Proving $\tan^2(x)-\sin^2(x) = \tan^2(x)\sin^2(x)$ (and trig identities in general)

Question

The problem is $$\tan^2(x)-\sin^2(x) = \tan^2(x)\sin^2(x)$$

I asked a question like this previously, and understood that one once someone helped me, but now I am back to not understanding with this problem. Could someone show me the steps and help me understand?
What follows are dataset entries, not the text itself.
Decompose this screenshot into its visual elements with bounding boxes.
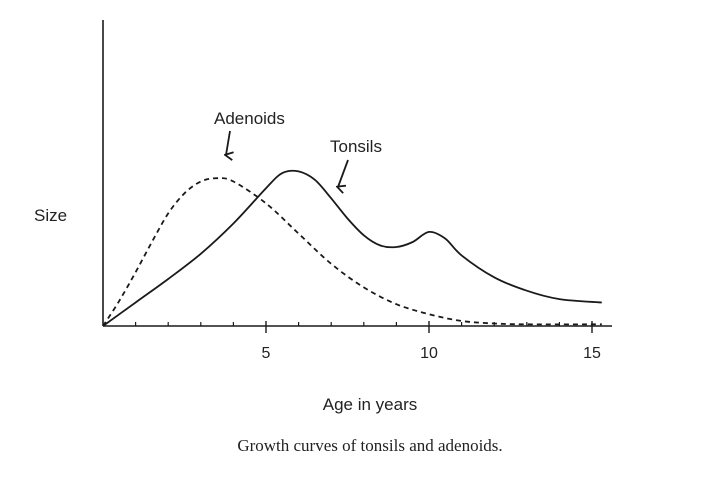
y-axis-label: Size bbox=[34, 206, 67, 225]
arrow-tonsils bbox=[338, 159, 349, 187]
x-tick-label: 5 bbox=[262, 345, 271, 362]
x-tick-label: 15 bbox=[583, 345, 601, 362]
label-tonsils: Tonsils bbox=[330, 137, 382, 156]
label-adenoids: Adenoids bbox=[214, 109, 285, 128]
series-line-tonsils bbox=[102, 169, 602, 327]
arrow-adenoids bbox=[226, 130, 230, 155]
x-axis-label: Age in years bbox=[323, 395, 418, 414]
x-tick-label: 10 bbox=[420, 345, 438, 362]
chart-caption: Growth curves of tonsils and adenoids. bbox=[237, 436, 502, 455]
x-major-ticks: 5 10 15 bbox=[262, 321, 601, 362]
series-line-adenoids bbox=[102, 177, 602, 327]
Also, I know it's a part of memorizing the trig identities and becoming familiar with them, but if anyone has any tips or something that can help me that would be great too.

Answer 1

General hint: convert everything to sines and cosines, and then there are only a couple of identities to mess with. In this case $$ \tan^2 x - \sin^2 x = \sin^2 x( \frac{1}{\cos^2 x} - 1) $$ Multiplying top and bottom by $\cos^2 x$, you get $$ \sin^2 x( \frac{1}{\cos^2 x} - 1) \frac{\cos^2 x}{\cos^2 x} = \sin^2 x \frac{1}{\cos^2 x}(1 - \cos^2 x)= \tan^2 x \sin^2 x. $$

Answer 2

$x^2-y^2$ is always $(x-y)(x+y)$, no matter how complicated $x$ and $y$ may be. So use that, then see what happens when you re-write $\tan x$ in terms of $\sin x$ and $\cos x$. Factor out what you can. That should get you on the way.